One of the merchandise lines accompanying the Spider-Man attraction isn’t just themed to the ride, it interacts with it. Inspired by Marvel’s armoured avenger, Iron Man, the products are Bluetooth-enabled gauntlets which upgrade the virtual web shooters on the ride so guests can get heroic scores. The gauntlets transform the virtual webs into projectiles which are usually fired by Spidey’s sidekicks such as the repulsor beams generated by Iron Man’s armour.
Cunningly, the gauntlets can also be used as toys so kids can play with them at home which reminds them to nag their parents to book another trip to the parks. A mini air blower is hidden in the palm of one of the gauntlets so that it looks like the wearer can levitate light objects. Another fires strands of string so little ‘uns can pretend to be the web-head himself.
The gauntlets drive revenue for Disney and fuel further visits as Scot Drake, portfolio creative executive at Walt Disney
“Going through the attraction with repulsors is a very different experience than with webs. The attraction senses right at the beginning who is wearing the gauntlets and it is only because of the technology we are using that we can have add-ons like this. We are going to continue to release new web tech based on upcoming characters and upcoming films. There are going to be more of these add-ons.” That could just be the start.
Drake added that “we can 100% swap out the scenes in future. This is such a dynamic story universe that nothing gets set in stone.
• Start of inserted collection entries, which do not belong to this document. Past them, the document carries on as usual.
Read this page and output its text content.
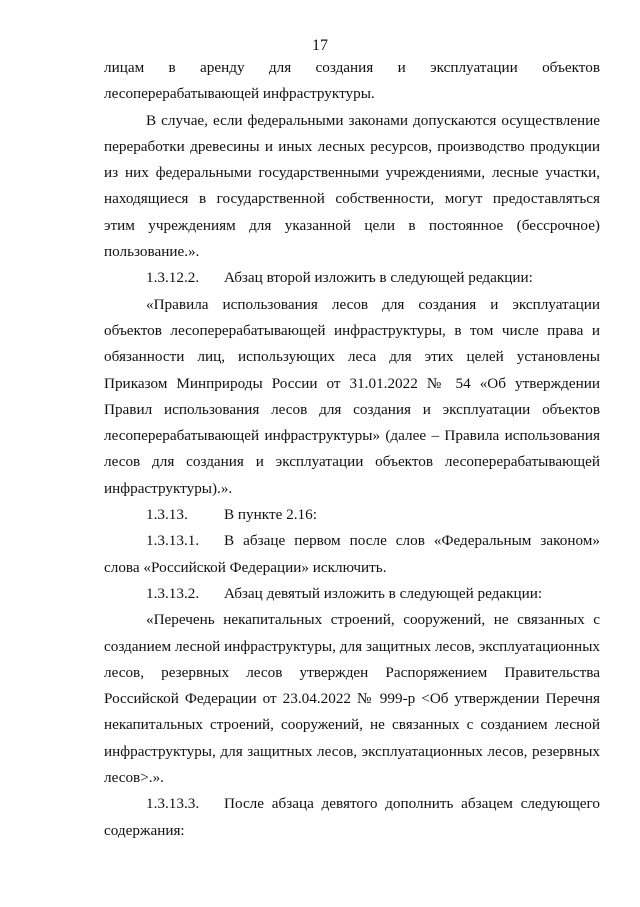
17

лицам в аренду для создания и эксплуатации объектов лесоперерабатывающей инфраструктуры.

В случае, если федеральными законами допускаются осуществление переработки древесины и иных лесных ресурсов, производство продукции из них федеральными государственными учреждениями, лесные участки, находящиеся в государственной собственности, могут предоставляться этим учреждениям для указанной цели в постоянное (бессрочное) пользование.».

1.3.12.2. Абзац второй изложить в следующей редакции:

«Правила использования лесов для создания и эксплуатации объектов лесоперерабатывающей инфраструктуры, в том числе права и обязанности лиц, использующих леса для этих целей установлены Приказом Минприроды России от 31.01.2022 № 54 «Об утверждении Правил использования лесов для создания и эксплуатации объектов лесоперерабатывающей инфраструктуры» (далее – Правила использования лесов для создания и эксплуатации объектов лесоперерабатывающей инфраструктуры).».

1.3.13. В пункте 2.16:

1.3.13.1. В абзаце первом после слов «Федеральным законом» слова «Российской Федерации» исключить.

1.3.13.2. Абзац девятый изложить в следующей редакции:

«Перечень некапитальных строений, сооружений, не связанных с созданием лесной инфраструктуры, для защитных лесов, эксплуатационных лесов, резервных лесов утвержден Распоряжением Правительства Российской Федерации от 23.04.2022 № 999-р <Об утверждении Перечня некапитальных строений, сооружений, не связанных с созданием лесной инфраструктуры, для защитных лесов, эксплуатационных лесов, резервных лесов>.».

1.3.13.3. После абзаца девятого дополнить абзацем следующего содержания:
Everything we have done has flexibility, repeatability and dynamic story-telling at its heart.”
The latest instalment in the Spider-Man saga, Spider-Man: No Way Home, was released in 2021 and grossed $1.9 billion according to industry analyst Box Office Mojo. A sequel was inevitable in light of that blockbuster performance and Marvel Studios’ president Kevin Feige finally confirmed it last week. “All I will say is that we have the story. We have big ideas for that and our writers are putting pen to paper now,” he said in an interview with Entertainment Weekly.
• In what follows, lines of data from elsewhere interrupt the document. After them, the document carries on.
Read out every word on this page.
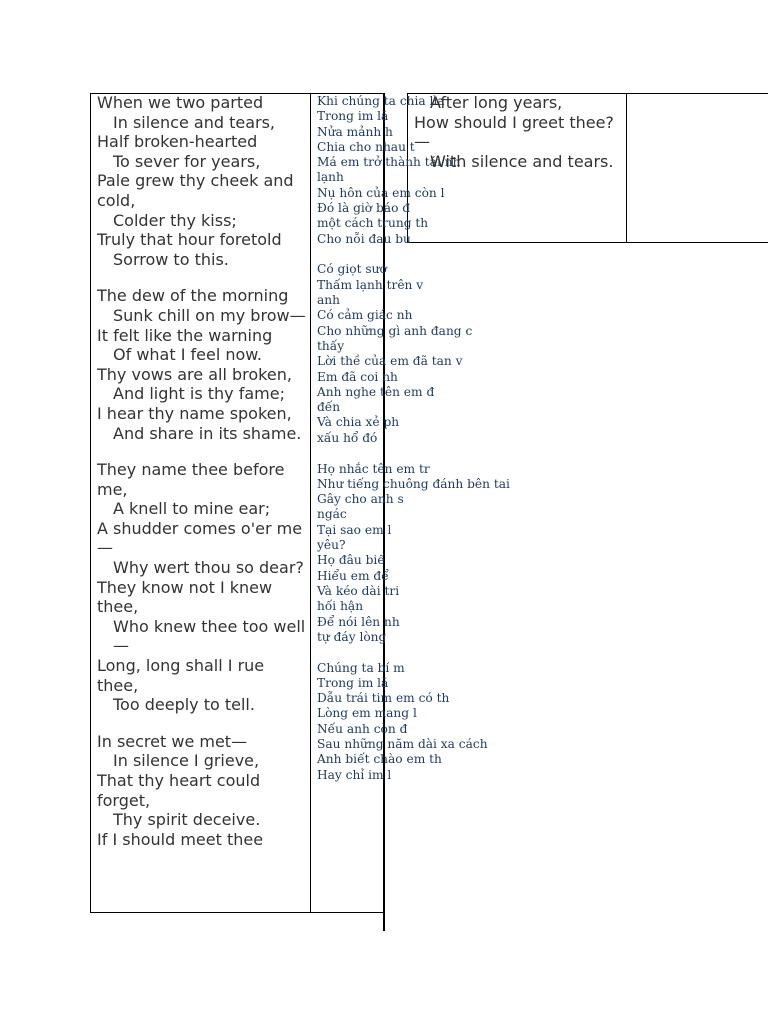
When we two parted
In silence and tears,
Half broken-hearted
To sever for years,
Pale grew thy cheek and cold,
Colder thy kiss;
Truly that hour foretold
Sorrow to this.
The dew of the morning
Sunk chill on my brow—
It felt like the warning
Of what I feel now.
Thy vows are all broken,
And light is thy fame;
I hear thy name spoken,
And share in its shame.
They name thee before me,
A knell to mine ear;
A shudder comes o'er me—
Why wert thou so dear?
They know not I knew thee,
Who knew thee too well—
Long, long shall I rue thee,
Too deeply to tell.
In secret we met—
In silence I grieve,
That thy heart could forget,
Thy spirit deceive.
If I should meet thee
Khi chúng ta chia lìa
Trong im lặ
Nửa mảnh h
Chia cho nhau t
Má em trở thành tái nh
lạnh
Nụ hôn của em còn l
Đó là giờ báo đ
một cách trung th
Cho nỗi đau bu
Có giọt sươ
Thấm lạnh trên v
anh
Có cảm giác nh
Cho những gì anh đang c
thấy
Lời thề của em đã tan v
Em đã coi nh
Anh nghe tên em đ
đến
Và chia xẻ ph
xấu hổ đó
Họ nhắc tên em tr
Như tiếng chuông đánh bên tai
Gây cho anh s
ngác
Tại sao em l
yêu?
Họ đâu biế
Hiểu em để
Và kéo dài tri
hối hận
Để nói lên nh
tự đáy lòng
Chúng ta bí m
Trong im lặ
Dẫu trái tim em có th
Lòng em mang l
Nếu anh còn đ
Sau những năm dài xa cách
Anh biết chào em th
Hay chỉ im l
After long years,
How should I greet thee? —
With silence and tears.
Theming the ride to the next Spider-Man movie would give it a new lease of life and there is a proven track record for this. Disney even has a term for it. Known as ‘plusing’, it essentially means updating older attractions and has seen characters from the Pirates of the Caribbean movies inserted into the classic ride whilst scenes from the latest Star Wars movies were added to the Star Tours simulator which debuted in 1987. We revealed in 2014 that the update to Star Tours was coming to Disneyland Paris and it cost a cool $69.4 million (€65 million) according to one of the Imagineers who was involved with the project
Plusing the Spider-Man ride by tying it more closely to the movies would address one of the few complaints about it. Disney’s Marvel rides don’t tend to feature the villains that the movies are famous for. Although the theme park rides are meant to be set in a different universe to the movies it could be confusing if they featured enemies who have already been beaten on the silver screen so Disney as largely steered away from this so far.
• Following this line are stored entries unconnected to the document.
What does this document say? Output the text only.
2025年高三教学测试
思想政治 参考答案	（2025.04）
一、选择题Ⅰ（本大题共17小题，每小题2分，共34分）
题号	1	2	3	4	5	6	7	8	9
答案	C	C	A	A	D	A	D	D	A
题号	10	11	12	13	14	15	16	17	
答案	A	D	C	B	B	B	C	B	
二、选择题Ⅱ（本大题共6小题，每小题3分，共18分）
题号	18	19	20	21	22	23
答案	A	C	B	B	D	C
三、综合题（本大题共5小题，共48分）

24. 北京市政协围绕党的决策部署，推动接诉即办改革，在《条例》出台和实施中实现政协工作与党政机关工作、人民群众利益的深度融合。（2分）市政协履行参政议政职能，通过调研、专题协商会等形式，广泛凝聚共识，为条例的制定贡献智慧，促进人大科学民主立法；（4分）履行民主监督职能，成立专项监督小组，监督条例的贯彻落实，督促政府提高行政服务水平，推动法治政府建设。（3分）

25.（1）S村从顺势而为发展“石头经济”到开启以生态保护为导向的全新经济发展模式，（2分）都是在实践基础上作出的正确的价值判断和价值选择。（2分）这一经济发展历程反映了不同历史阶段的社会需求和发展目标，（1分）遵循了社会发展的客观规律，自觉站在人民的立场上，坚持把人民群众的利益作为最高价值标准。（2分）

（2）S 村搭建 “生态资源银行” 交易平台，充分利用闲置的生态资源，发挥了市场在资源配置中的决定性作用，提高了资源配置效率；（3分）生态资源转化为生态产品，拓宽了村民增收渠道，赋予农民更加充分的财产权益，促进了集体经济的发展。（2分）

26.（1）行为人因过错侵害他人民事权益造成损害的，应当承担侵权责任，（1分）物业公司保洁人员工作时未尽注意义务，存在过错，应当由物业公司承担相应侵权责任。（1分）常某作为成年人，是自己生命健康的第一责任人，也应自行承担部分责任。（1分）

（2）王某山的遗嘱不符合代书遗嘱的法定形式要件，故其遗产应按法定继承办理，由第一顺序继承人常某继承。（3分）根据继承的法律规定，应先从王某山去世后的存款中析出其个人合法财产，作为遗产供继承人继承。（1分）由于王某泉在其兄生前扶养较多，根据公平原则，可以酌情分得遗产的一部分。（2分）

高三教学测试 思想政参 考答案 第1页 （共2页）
However, the latest plot line in the Marvel movies involves alternate universes colliding and this opened the door to developing a theme park attraction featuring their most well-known bad guy, Thanos. The purple-skinned tyrant was the antagonist of Avengers: Endgame, the second-highest grossing film in history, and although he was turned into dust in the finale of the movie, a version of the character which won the battle in an alternate universe will be back in a future Avengers theme park ride.
With total takings of $28.3 billion, the Marvel Cinematic Universe is the most successful franchise in film history so strengthening the ties between the movies and the theme park attractions could prove to be a dream ticket.